L’écriture inclusive de Sylvie Bérard s’avère au début déstabilisante, mais le récit la fait vite oublier. Quand Élod quitte Ambre et Haley, il passe des hauteurs de la cité à ses profondeurs, de la lumière à l’ombre. “Dessus dessous” est un texte troublant par le choix d’Élod qui semblait heureux avec une relation à trois, mais cherche étrangement à se punir en rejoignant une communauté peu recommandable. La fin laisse un sentiment de malaise. Un texte fort pour démarrer.
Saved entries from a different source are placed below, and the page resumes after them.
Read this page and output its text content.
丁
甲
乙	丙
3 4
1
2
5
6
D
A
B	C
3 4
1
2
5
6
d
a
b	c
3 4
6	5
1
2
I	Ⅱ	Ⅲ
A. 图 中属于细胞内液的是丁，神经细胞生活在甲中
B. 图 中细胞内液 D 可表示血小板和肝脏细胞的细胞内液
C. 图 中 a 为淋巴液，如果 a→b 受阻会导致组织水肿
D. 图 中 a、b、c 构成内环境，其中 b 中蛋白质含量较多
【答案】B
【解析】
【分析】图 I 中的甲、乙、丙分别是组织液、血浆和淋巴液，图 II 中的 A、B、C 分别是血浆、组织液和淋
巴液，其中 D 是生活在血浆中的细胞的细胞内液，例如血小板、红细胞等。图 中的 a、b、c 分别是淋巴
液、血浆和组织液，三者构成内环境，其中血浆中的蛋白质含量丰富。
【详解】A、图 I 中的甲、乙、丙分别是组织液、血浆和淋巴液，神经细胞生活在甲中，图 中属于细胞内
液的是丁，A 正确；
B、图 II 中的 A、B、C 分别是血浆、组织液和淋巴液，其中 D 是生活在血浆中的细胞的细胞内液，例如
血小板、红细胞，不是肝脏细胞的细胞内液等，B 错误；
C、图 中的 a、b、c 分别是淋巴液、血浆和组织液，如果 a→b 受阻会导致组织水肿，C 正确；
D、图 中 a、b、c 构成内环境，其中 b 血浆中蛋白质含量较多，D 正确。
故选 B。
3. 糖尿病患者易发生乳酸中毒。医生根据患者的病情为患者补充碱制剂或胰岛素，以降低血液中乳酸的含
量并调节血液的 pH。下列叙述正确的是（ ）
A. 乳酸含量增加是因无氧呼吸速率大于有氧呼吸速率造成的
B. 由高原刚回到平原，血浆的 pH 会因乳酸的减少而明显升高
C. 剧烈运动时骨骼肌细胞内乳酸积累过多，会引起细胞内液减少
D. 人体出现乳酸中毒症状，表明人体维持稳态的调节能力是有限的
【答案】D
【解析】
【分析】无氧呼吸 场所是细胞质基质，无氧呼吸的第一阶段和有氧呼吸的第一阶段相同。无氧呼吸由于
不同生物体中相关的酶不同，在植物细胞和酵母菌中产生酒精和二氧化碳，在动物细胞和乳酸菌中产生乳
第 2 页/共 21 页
Alain Bergeron nous offre une tranche de rigolade de 5 pages avec deux flics peu dégourdis, le capitaine cherchant à éviter tout ennui avant la retraite. “Les Zovenis reviendront”, c’est un niti qui le dit. Les deux sont perdus, ne comprennent rien à l’affaire qu’ils s’empressent de balayer sous le tapis.
Une expédition scientifique financée par une femme aux motivations pécuniaires prend un drôle de tournant quand elle entend la voix de son mari décédé dans une grotte abritant des vestiges mayas. Juan se moque d’elle, mais il déchante rapidement. “Souvenirs immergés” de Josée Bérubé s’avère d’une sombre beauté, tant l’expérience vécue par les deux protagonistes remue tout un chacun : le chagrin qui les réunit, le désir de comprendre... Une belle incursion sous terre et dans l’eau avec ses mystères.
“Ge Hong est en quarantaine” et cet événement n’est pas sans rapport avec ces fécondations contre nature pratiquées sur une station proche d’Europe par les scientifiques. Les femmes sont incitées, pour ne pas dire forcées psychologiquement, à servir d’incubateur pour alien. À ce titre, la conversation entre le directeur Markeus et la xénobiologiste Frédérique est édifiante, révoltante. L’espèce humaine s’est projetée dans l’espace, mais les habitudes résistent et cet homme ne voit en cette scientifique qu’une matrice à fin d’expérience. Les femmes peuvent se sacrifier, cela semble normal aux mâles qui s’estiment au sommet de la pyramide. Geneviève Blouin écrit une SF engagée, propice à la réflexion.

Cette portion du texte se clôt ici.